Keeping people safe starts with information to help them understand the process and the precautions being taken, said Jeff Stampfly, acting Forest Resources Division chief.

“We want to be open and informative with people about the various treatments we are using to manage the forests,” he said.

Parcels scheduled to be sprayed this year range from a 5-acre plot in Roscommon County to a parcel of about 1,000 acres of timber land in Kalkaska County. Roughly 9,000 acres of land in about 20 counties were scheduled for herbicide treatment this year; those plans normally are made two years in advance and are available for the public to review at .

To put that in perspective, if the DNR sprays all 9,000 acres, that represents only two-tenths of one percent of Michigan’s state forest land base. It is likely that workers will be able to spray only about half of that acreage this spraying season. But even though the area is small in terms of acreage, it represents a huge investment that will ensure quality timber into the 22nd century.

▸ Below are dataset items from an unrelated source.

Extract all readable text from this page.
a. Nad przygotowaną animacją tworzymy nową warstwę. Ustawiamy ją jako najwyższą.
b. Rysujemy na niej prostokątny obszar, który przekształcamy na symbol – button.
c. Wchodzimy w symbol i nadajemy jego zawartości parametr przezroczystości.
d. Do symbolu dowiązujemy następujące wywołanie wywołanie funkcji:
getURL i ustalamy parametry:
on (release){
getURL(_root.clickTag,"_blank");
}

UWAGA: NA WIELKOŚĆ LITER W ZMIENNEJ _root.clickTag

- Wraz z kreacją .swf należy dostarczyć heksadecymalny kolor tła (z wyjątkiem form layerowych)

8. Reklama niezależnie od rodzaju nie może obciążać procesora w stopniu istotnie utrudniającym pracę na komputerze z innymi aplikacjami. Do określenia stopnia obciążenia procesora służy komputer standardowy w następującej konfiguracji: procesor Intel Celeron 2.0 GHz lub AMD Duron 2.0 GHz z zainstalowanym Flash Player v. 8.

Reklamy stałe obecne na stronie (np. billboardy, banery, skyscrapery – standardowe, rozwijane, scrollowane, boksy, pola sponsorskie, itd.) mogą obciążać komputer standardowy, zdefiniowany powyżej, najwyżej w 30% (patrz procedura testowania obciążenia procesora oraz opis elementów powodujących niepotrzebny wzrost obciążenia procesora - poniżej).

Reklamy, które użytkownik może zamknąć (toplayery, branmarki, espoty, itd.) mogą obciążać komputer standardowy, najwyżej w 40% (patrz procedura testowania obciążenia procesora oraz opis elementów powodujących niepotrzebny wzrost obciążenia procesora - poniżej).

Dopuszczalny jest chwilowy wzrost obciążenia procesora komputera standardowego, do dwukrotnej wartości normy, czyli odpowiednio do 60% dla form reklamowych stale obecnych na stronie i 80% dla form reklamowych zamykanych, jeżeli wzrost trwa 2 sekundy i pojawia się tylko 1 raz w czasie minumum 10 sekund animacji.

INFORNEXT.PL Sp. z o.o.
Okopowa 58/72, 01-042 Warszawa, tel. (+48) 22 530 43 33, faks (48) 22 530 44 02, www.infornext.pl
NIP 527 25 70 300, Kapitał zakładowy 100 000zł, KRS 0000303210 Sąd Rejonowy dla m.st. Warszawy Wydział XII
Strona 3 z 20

This year, spraying began in June at research sites in conjunction with Michigan State University researchers, who are studying hardwood regeneration. Removing competition from other plants with herbicide helps researchers evaluate various tree-growing methods equally.

The spraying season, from July through September, usually takes place to prepare the ground for planting red pine the following spring or, in a few cases in the Upper Peninsula, jack pine trees. Spraying later in the fall kills hardwood saplings and grass

while leaving the pines unharmed as they have gone dormant for the winter.

Several different herbicide products are used, depending on the site and the desired result. In every case, Throop said the goal is to use the lightest concentration of the herbicide product possible.

“Our chemical mixes are designed to work at the low end of the concentration range,” Throop said. “We’re typically far from the high end of permitted use.”

All DNR herbicide applicators are licensed and trained in the safe use of these products, and all herbicides used by the DNR are approved by the U.S. Environmental Protection Agency.

When an area is to be sprayed, signs are posted beforehand at every access point to the property, including roads and trail heads. The signs specify what is being done and give a contact number people can call if they want to talk to DNR staff about the spraying.

Nearby landowners also are notified, although sometimes it is difficult to reach owners of seasonal homes. DNR staff and contractors are careful to try to accommodate neighbors’ concerns.

“We sprayed an area in Kalkaska County where there were lots of neighbors,” Throop said. “In order to mitigate potential conflicts, we moved spraying to the middle of the week to lessen impacts in the area.”

Herbicide is usually applied from a large piece of all-terrain equipment known as a skidder or sometimes, a helicopter is used.

“One of our major concerns when spraying from a helicopter is drift,” Throop said. “If winds are such that drift becomes unacceptable, we’ll stop aerial spraying for that day.”

After an area is sprayed, signs are left in place for at least 48 hours and sometimes longer. Out of an abundance of caution, people are advised not to pick berries from sites that have been sprayed recently.

Herbicide spraying becomes obvious in subsequent days as plants begin to turn brown.